Pada saat yang bersamaan, terpisah 20 meter dari ibunya, Sugeng anak Sumiarsih, ditembak di dada oleh 12 orang “tim pencabut nyawa” dari kepolisian. Seperti halnya ibunya, Sugeng menghembuskan nafas terakhir setelah peluru tajam regu Brimob menembus jantung laki-laki itu. Tidak sempat mengerang atau mengeluh, nyawanya langsung putus, kepala yang ditutupi kain hitam itu terkulai. Hidup Sugeng berakhir sudah.

Jam 00.45 kedua jenazah tiba di RS. Dr. Sutomo Surabaya, dimana tim otopsi dan peti mati sudah siap. Selang beberapa jam, dengan mengelabui beberapa wartawan menggunakan 4 buah ambulan, jenazah dibawa ke Malang. Dua ambulan ternyata berisi peti mati kosong.

Setelah menjalani kurungan badan selama hampir 20 tahun, ibu dan anak akhirnya di hadapkan ke regu tembak. Banyak orang tak habis pikir, mengapa sedemikian lama proses pelaksanaan hukuman itu. Selama 20 tahun menunggu putusan akhir sambil menjalani kurungan, adalah suatu penantian yang amat panjang. Kalau toh harus ditembak mati, mengapa harus menunggu selama 20 tahun. Sedemikian rumitkah proses pelaksanaan hukuman mati sehingga membutuhkan waktu 20 tahun untuk selesai. Ada yang mengatakan, bahwa Sumiarsih dan Sugeng menjalani dua hukuman, yaitu hukuman penjara 20 tahun dan hukuman mati.

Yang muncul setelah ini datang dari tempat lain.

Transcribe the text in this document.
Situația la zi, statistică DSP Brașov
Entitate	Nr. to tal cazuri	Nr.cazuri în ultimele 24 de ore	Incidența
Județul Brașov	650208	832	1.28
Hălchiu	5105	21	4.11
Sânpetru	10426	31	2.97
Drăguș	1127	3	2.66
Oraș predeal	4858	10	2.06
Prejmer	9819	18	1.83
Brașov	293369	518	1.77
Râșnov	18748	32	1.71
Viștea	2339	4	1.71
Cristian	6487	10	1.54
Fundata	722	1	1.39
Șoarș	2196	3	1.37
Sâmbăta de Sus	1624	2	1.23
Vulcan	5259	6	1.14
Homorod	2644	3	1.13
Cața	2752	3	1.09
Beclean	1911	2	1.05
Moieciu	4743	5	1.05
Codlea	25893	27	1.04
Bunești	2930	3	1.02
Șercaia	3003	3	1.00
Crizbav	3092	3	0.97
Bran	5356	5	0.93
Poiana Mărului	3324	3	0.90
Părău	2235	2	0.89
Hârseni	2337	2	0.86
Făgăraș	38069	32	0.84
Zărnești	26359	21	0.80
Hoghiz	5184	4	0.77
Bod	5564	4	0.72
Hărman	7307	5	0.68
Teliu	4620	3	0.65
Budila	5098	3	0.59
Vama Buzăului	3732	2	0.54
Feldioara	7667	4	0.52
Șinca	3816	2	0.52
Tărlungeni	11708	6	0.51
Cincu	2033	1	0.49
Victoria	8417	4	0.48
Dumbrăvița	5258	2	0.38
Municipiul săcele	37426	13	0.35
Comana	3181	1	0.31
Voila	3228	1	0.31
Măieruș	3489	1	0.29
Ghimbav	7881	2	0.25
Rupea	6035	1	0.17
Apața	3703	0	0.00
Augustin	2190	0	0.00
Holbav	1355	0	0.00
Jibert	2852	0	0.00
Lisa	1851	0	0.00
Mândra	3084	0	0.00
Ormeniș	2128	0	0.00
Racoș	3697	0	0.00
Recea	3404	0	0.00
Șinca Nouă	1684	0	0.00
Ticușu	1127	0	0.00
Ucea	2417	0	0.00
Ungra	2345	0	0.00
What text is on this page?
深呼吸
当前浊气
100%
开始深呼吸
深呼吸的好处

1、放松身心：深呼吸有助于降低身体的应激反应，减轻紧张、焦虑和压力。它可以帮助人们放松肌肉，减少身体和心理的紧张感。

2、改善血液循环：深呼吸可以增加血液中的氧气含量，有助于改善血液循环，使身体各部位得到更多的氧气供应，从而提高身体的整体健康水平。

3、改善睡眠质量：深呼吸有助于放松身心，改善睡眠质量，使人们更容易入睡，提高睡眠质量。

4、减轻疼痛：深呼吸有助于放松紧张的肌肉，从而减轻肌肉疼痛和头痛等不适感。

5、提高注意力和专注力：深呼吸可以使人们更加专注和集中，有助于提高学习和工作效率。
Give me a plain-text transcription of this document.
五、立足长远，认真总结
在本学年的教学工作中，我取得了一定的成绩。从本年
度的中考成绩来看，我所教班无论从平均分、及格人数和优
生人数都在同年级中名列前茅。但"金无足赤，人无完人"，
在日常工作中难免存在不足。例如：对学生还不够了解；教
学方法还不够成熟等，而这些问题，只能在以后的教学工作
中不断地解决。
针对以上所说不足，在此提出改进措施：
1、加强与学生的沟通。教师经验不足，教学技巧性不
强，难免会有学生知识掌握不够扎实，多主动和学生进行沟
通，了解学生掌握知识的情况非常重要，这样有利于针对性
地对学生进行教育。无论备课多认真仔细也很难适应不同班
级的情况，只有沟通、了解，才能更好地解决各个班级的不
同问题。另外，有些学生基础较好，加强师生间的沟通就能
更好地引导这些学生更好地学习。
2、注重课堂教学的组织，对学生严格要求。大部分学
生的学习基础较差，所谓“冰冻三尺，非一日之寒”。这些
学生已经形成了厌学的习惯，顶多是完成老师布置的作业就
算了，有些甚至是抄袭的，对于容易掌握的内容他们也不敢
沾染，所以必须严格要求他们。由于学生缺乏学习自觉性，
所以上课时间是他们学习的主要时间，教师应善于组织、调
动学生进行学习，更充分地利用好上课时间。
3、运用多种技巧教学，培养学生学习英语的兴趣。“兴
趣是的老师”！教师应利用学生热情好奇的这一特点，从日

Sumiarsih dan anaknya Sugeng dihukum mati karena terbukti merencanakan pembunuhan keluarga Letkol Purwanto, Agustus 1988. Pembunuhan itu direncanakan dan dilaksanakan sekeluarga yang terdiri dari Prayit, suami Sumiarsih, Sugeng, Adi Saputro (menantu Sumiarsih). Prayit juga dihukum mati, tapi sebelum dieksekusi, ia sudah keburu mati di LP karena sakit. Adapun Adi Saputro, telah menjalani eksekusi mati terlebih dahulu.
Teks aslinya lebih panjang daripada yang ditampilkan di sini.